[squid-users] Cache digest vs ICP

Mon Oct 2 16:36:58 UTC 2017

On 10/02/2017 08:28 AM, Veiko Kukk wrote:

> I found it in the book by Duane Wessels
> Quoting: During each invocation of the rebuild function, Squid adds some
> percentage of the cache to the digest. Squid doesn't process user
> requests while this function runs.

The quoted statement is correct: Digesting a (configurable) percentage
of cache index is a blocking action -- Squid does not process anything
else while that action runs. As we discussed earlier, digesting the
whole cache index is not blocking. This is similar to how one network
read is blocking but receiving the entire response body is not blocking.

>     Cache Digests are not SMP aware (but should be). You may be able to work
>     around that limitation using SMP macros, but I have not tested that. I
>     do not remember whether a worker that is not configured to generate a
>     digest will still look it up in the cache when a peer asks for it.
>     Hopefully, the worker will do that lookup.
> 
> That sounds very interesting. Could you point me to sample configuration?

I am not aware of any sample configurations that restrict digest
generation to a single worker, but that does not mean they do not exist.
SMP macros in general are described in the beginning of
squid.conf.documented.

> How frequently are cache digests refreshed from
> siblings? 

The short answer is "a new peer digest is fetched PeerDigestReqMinGap
seconds after its earlier cached version has expired". I believe the
details are covered by the discussion below and the following FAQ entry:
https://wiki.squid-cache.org/SquidFaq/CacheDigests#How_are_Cache_Digests_transferred_between_peers.3F

> It seems to me that it takes quite a lot time and i have not
> found anything in documentation that could help enfroce digest
> refreshing. 

digest_rebuild_period controls how often the local digest is refreshed.
Bugs notwithstanding, the local digest expiration (and the Expires field
in digest HTTP response) should be set accordingly.

> In test system, i've set 'digest_rebuild_period 60 second'.

Squid has several hard-coded rate limits for digest fetches:

* refresh a given peer digest no more than once in 5 minutes:

  /* min interval for requesting digests from a given peer */
  static const time_t PeerDigestReqMinGap = 5 * 60;   /* seconds */

* and request a digest no more frequently than once per minute:

  /* min interval for requesting digests (cumulative request stream) */
  static const time_t GlobDigestReqMinGap = 1 * 60;   /* seconds */

Notes for your future tests, if any:

* If you are running an SMP Squid, then please repeat the test without
SMP. Make sure non-SMP configuration works before you try to configure
SMP Squid (which will probably require lowering digest_rewrite_period as
well so that all workers can see the newly generated digest on disk).

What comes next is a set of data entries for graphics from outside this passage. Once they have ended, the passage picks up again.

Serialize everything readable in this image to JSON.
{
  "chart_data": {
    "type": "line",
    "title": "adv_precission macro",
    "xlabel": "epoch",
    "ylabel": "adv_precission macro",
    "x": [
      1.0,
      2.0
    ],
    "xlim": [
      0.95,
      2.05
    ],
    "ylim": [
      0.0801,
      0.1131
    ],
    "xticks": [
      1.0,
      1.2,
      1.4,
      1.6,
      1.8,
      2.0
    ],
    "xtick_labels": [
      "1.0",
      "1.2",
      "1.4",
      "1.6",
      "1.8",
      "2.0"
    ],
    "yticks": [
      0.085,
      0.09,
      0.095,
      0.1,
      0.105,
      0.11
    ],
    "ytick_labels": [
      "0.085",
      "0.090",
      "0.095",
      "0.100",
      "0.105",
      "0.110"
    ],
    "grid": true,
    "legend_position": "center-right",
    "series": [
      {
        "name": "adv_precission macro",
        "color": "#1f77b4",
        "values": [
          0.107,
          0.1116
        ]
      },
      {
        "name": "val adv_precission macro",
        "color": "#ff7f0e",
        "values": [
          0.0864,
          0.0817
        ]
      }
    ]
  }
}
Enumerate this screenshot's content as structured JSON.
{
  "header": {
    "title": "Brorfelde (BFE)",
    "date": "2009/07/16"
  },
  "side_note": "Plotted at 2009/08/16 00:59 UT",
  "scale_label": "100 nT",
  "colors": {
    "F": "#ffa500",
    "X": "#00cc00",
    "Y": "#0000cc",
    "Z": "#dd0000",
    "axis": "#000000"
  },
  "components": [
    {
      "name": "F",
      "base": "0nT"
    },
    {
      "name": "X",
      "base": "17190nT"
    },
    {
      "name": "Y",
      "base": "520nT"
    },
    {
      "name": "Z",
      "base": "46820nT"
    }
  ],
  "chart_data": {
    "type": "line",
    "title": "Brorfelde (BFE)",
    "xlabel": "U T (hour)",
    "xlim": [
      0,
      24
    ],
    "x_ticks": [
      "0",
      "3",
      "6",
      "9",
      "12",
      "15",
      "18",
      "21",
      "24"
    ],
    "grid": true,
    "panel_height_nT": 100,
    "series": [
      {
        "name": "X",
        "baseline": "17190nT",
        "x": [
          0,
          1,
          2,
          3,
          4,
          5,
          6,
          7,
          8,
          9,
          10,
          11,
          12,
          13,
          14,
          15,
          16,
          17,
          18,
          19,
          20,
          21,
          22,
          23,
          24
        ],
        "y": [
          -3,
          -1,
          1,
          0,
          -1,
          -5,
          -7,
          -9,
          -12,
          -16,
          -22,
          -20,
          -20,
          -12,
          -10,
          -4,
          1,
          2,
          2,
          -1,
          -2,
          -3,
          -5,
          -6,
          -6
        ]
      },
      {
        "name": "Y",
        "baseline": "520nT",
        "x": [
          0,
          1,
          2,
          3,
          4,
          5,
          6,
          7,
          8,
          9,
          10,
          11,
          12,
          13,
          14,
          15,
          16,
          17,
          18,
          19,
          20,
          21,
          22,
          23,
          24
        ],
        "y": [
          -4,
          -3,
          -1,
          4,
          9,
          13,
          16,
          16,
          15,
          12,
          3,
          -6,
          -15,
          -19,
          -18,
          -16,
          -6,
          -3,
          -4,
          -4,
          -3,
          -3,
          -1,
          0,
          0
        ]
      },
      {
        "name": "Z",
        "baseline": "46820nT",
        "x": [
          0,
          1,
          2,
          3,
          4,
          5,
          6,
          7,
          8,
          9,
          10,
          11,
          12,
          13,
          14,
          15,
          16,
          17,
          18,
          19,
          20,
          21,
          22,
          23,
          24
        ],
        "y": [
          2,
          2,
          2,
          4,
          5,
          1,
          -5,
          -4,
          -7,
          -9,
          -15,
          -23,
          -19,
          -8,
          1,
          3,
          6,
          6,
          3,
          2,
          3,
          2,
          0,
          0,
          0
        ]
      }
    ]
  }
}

* A 60 second refresh feels too aggressive to me. Any
digest_rebuild_period longer than digest generation should work in
theory, but I would be worried about various hard-coded hack interfering
with such a small value as 60 seconds. I recommend starting with 5
minute or longer periods. A longer regeneration period would also go
nicely with PeerDigestReqMinGap discussed above.

> With clean cache and running test downloads sibling1 very quickly
> updates it's cache digest:
> 
> Local Digest:
> store digest: size: 10492 bytes
> entries: count: 415 capacity: 16787 util: 2%
> deletion attempts: 0
> bits: per entry: 5 on: 1648 capacity: 83936 util: 2%
> bit-seq: count: 3224 avg.len: 26.03
> added: 415 rejected: 0 ( 0.00 %) del-ed: 0
> collisions: on add: 0.00 % on rej: -1.00 %
> 
> I've waited at least 20 minutes, several times ran downloads agains
> sibling2 (clean cache too) and sibling2 (192.168.1.52) still shows old,
> almost empty cache digest for sibling1(192.168.1.51):

Please note that if the old digest1 was generated before you changed
digest_rebuild_period for sibling1, then its old cached version will
still have that old expiration date. I am _not_ saying that is what
happens in your specific test, but please keep this caveat in mind.

Also, the 192.168.1.51 digest shown below is not "almost empty" -- the
stats below show that it has 55% of its bits turned on, with all 51
expected entries digested. AFAICT, that digest is full.

> Peer Digests:
> no guess stats for all peers available
> 
> Per-peer statistics:
> 
> peer digest from 192.168.1.51
> no guess stats for 192.168.1.51 available
> 
> event          timestamp    secs from now    secs from init
> initialized    1506952649    -1602              +0
> needed         1506953341     -910            +692
> requested      1506953341     -910            +692
> received       1506953341     -910            +692
> next_check     1506956584    +2333           +3935

> peer digest state: needed: yes, usable: yes, requested:  no

> last retry delay: 0 secs
> last request response time: 0 secs
> last request result: success

> peer digest traffic:
> requests sent: 1, volume: 0 KB
> replies recv:  1, volume: 0 KB
> 
> peer digest structure:
> 192.168.1.51 digest: size: 32 bytes
> entries: count: 51 capacity: 51 util: 100%
> deletion attempts: 0
> bits: per entry: 5 on: 142 capacity: 256 util: 55%
> bit-seq: count: 131 avg.len: 1.95

If I am reading the above sibling2 stats correctly, then sibling2
downloaded and cached a tiny 32-byte digest1 910 seconds ago and will
refresh the cached copy in 2333 seconds. That next check will come
(3935-692)/60 = (2333+910)/60 = 54 minutes after digest1 birth. You
should be able to correlate that with digest1 generation stats reported
by 192.168.1.51 at the time when this digest was generated.

HTH,

Alex.